Overview

Efficacy and Safety of Acoramidis (AG10) in Subjects With Transthyretin Amyloid Polyneurophathy (ATTRibute-PN)

Status:
Not yet recruiting

Trial end date:
2026-10-01

Target enrollment:
0

Participant gender:
All

Summary

Phase 3 efficacy and safety of acoramidis in subjects with symptomatic Transthyretin Amyloid Polyneuropathy (ATTR-PN)

Phase:

Phase 3

Accepts Healthy Volunteers?

Details

Lead Sponsor:

Eidos Therapeutics
Eidos Therapeutics, a BridgeBio company

Criteria

Inclusion Criteria:

- Male or female ≥18 to ≤90 years of age;

- Have Stage I or II symptoms (polyneuropathy disability [PND] ≤IIIb) of ATTR-PN and an
established diagnosis of ATTR-PN as defined by physical examination findings and/or
neurophysiological test findings consistent with the diagnosis of ATTR-PN;

- Have an NIS of 5 to 130 (inclusive) during Screening;

- Have a nerve conduction studies (NCS) score (sum of the sural sensory nerve action
potential [SNAP], tibial compound muscle action potential (CMAP), ulnar SNAP, ulnar
CMAP, and peroneal CMAP) of ≥2 points during Screening. NCS is a component of mNIS+7;

- Have a mutation consistent with ATTR-PN either documented in medical history or
confirmed by genotyping obtained at Screening prior to enrollment. No genetic testing
is needed for subjects who are recipients of domino liver transplants;

- Have an anticipated survival of >2 years in the opinion of the investigator;

- Have Karnofsky performance status ≥60 %.

Exclusion Criteria:

- Had a prior liver transplantation or is planning to undergo liver transplantation with
a wild-type organ graft as treatment for symptomatic ATTR-PN during the study period.
Note: Recipients of a "domino" liver transplant from an ATTR-PN donor who have
developed ATTR-PN mediated by their graft are allowed under this protocol, as long as
re-transplantation to treat ATTR-PN is not planned during the study period and meets
all other eligibility criteria;

- Has sensorimotor or autonomic neuropathy not related to ATTR-PN; for example, due to
autoimmune disease or monoclonal gammopathy, malignancy, or alcohol abuse;

- Has Vitamin B-12 levels below the lower limit of normal (LLN) at Screening;

- Has clinical evidence of untreated hyperthyroidism or hypothyroidism;

- Has leptomeningeal TTR amyloidosis;

- Has Type 1 diabetes;

- Has had Type 2 diabetes for ≥5 years;

- Has a documented case of hepatitis B or C at Screening;

- Known history of human immunodeficiency virus (HIV) infection;

- Has NYHA heart failure classification >Class II;

- Had acute coronary syndrome, uncontrolled cardiac arrhythmia, or a stroke within 90
days prior to Screening;

- Has estimated glomerular filtration rate (eGFR) by Modification of Diet for Renal
Disease (MDRD) formula <30 mL/min/1.73 m2 at Screening;

- Has abnormal liver function tests at Screening, defined as alanine aminotransferase
(ALT) or aspartate aminotransferase (AST) >3 × upper limit of normal (ULN) or total
bilirubin >3 × ULN;

- Had a malignancy within 2 years, except for basal or squamous cell carcinoma of the
skin or carcinoma in situ of the cervix that has been successfully treated;

- Has known hypersensitivity to acoramidis, its metabolites, or formulation excipients.

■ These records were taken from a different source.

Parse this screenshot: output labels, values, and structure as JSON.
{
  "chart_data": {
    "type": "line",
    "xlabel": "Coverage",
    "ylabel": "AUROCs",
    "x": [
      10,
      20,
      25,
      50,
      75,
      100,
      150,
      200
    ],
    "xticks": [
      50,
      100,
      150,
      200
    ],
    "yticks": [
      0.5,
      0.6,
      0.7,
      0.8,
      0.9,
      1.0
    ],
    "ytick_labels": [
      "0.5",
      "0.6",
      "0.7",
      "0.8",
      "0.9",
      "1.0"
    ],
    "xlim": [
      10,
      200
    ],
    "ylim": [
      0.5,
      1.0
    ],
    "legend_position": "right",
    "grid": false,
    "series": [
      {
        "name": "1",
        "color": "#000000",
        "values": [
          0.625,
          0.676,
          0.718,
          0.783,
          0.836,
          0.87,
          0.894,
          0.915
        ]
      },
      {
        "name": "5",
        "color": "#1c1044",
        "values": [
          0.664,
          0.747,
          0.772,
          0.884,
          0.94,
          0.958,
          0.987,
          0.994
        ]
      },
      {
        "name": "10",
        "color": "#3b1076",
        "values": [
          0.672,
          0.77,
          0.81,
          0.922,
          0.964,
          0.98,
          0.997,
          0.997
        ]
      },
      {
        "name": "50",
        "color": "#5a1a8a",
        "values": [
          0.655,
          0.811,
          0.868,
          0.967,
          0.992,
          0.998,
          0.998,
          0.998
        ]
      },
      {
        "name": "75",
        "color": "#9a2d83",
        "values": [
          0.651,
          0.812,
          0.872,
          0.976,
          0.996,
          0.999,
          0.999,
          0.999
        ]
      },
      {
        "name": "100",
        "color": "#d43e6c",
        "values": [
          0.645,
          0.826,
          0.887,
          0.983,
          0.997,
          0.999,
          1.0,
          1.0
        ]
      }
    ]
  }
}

- Is currently undergoing treatment for ATTR-PN with tafamidis, or patisiran, inotersen,
or other knockdown agents, marketed drug products lacking a labeled indication for
ATTR-PN (e.g., diflunisal, doxycycline), natural products or derivatives used as
unproven therapies for ATTR-PN (e.g., green tea extract ,tauroursodeoxycholic acid
[TUDCA]/ursodiol), within 14 days, or 14 days for tafamidis or 90days for patisiran
and 180 days for inotersen prior to dosing.